ABC123;ABC245;ABC678;

Also got lookup table as

123 mean good

245 mean average

678 mean bad and so on

I need to write some code to read cell ABC123;ABC245;ABC678; in a data set and lookup equivalent value in and data table and create new column with description .

Looking for any suggestion.

ErikLund_Jensen · Posted 01-31-2019 12:24 PM

Hi

I will start with creating some test data based on your description and examples. As mentioned a few times in this community, it would be a great help, if the person asking a question also provided the code to make test data, so it could be copy-pasted into SAS.

/* Simulate input data table */
data have;
	string = 'xyz0123; xyz0435; xyz0987;'; output;
	string = 'wcz0453; wcz0657; wcz0987;'; output;
	string = 'abc0123; abcsdfsdf0435;'; output;
	string = 'erfsdf0453; fgh0657; hij1111;'; output;
run;

/* Simulate existing code table */
data codes;
	length Code $4 Description $20 Category $10; 
	Code = '0123'; Description = 'M'; Category = 'Gender'; output;
	Code = '0657'; Description = 'F'; Category = 'Gender'; output;
	Code = '0435'; Description = 'California'; Category = 'State'; output;
	Code = '0453'; Description = 'Arizona'; Category = 'State'; output;
	Code = '0987'; Description = 'US'; Category = 'Country'; output;
run;

Then we should find a way to use code descriptions and categories in a recoding program. In this case hash objects would be the right choice, but it has a steep learning curve and requires a deep understanding af what's going on in a data step, so I will - as suggested by Reeza - use formats. Wi will create two formats (= translation tables) out of the code table. SAS Proc format can create a format from a table with a specified structure, so we build the tables and then use them as input to proc format.

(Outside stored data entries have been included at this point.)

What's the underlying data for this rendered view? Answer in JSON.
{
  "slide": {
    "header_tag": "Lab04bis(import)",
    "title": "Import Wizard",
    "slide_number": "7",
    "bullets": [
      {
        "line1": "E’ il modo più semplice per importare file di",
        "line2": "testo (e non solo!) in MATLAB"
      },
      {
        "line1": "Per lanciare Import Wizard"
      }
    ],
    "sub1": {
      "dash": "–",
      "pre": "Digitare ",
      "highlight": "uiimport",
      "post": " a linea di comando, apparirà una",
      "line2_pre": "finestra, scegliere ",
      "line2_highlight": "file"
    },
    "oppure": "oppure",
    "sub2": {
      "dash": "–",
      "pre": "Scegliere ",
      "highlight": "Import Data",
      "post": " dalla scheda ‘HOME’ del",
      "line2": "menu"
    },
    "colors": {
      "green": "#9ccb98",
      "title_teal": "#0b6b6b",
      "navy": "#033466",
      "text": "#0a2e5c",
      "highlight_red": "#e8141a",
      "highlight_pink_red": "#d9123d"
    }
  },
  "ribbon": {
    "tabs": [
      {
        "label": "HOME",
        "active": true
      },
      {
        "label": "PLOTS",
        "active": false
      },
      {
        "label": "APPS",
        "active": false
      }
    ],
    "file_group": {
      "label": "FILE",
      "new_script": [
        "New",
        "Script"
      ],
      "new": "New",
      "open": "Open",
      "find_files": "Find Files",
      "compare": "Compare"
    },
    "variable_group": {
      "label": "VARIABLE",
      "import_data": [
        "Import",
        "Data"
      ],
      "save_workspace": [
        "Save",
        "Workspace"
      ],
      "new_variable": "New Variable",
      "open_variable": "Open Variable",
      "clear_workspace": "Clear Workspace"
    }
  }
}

/* Create format to translate from Code to Description */
data descfmt; set codes end=eof;
	keep fmtname type start label hlo;
	retain fmtname 'descfmt' type 'C';
	start = Code;
	label = Description;
	output;
run;
proc format cntlin=descfmt;
run;

/* Create format to translate from Code to Category */
data catfmt; set codes end=eof;
	keep fmtname type start label hlo;
	retain fmtname 'catfmt' type 'C';
	start = Code;
	label = Category;
run;
proc format cntlin=catfmt;
run;

Now we are ready to do the recoding String in a data step. Other variables besides String in the input data set are transferred "as is" to the output data set.

The idea is to process each record and loop over the elements in the input string. In the loop, we extract the element and split it in Prefix and Code. We then use the Category-format to find out which variable should hold the description, and use the Description-format to get the value. All variables are initiated with a not-ascertainable-value, that will be kept if a code is not found in the current string to match a given category.

If there is anything in the code you don't understand, like the functions used, then try googling it, just remember always to precede your search term (like scan function) with SAS. The built-in help is actually pretty good, too.

* Use formats to recode input;
data want; set have;
	length Code $4 wpref GenderPrefix Gender StatePrefix State CountryPrefix Country $40;
	drop String Code i wstr strl wpref;

	* Initiate variables with n.a;
	Gender = 'n.a.'; State = 'n.a.'; Country = 'n.a.';
	GenderPrefix = 'n.a.'; StatePrefix = 'n.a.'; CountryPrefix = 'n.a.';
	
	* Loop over elements in String;
	do i = 1 to count(string,';');

		* Split in single results and set result length;
		wstr = left(scan(string,i,';'));
		strl = length(trim(wstr));

		* Extract prefix as everything except last four characters, and code as rest;
		wpref = substr(wstr,1,strl-4);
		Code = substr(wstr,strl-3);

		* Set Description in proper variable according to Category; 
		if put(Code,$catfmt.) = 'Gender' then do;
			GenderPrefix = wpref;
			Gender = put(Code,$descfmt.);
		end;
		else if put(Code,$catfmt.) = 'State' then do;
			StatePrefix = wpref;
			State = put(Code,$descfmt.);
		end;
		else if put(Code,$catfmt.) = 'Country' then do;
			CountryPrefix = wpref;
			Country = put(Code,$descfmt.);
		end;
	end;
	output;
run;

And what do we get as output:

I hope this helps.

View solution in original post

PGStats · Posted 01-29-2019 10:39 PM

What do you want as the result?

PG

Reeza · Posted 01-29-2019 11:15 PM

SCAN() to separate the components.

PROC FORMAT to recode the values.

@Mani1 wrote:

Hi,

I need suggestion which function in SAS can be used to achieve below example requirement

I got data column as single variable

ABC123;ABC245;ABC678;

Also got lookup table as

123 mean good

245 mean average

678 mean bad and so on

I need to write some code to read cell ABC123;ABC245;ABC678; in a data set and lookup equivalent value in and data table and create new column with description .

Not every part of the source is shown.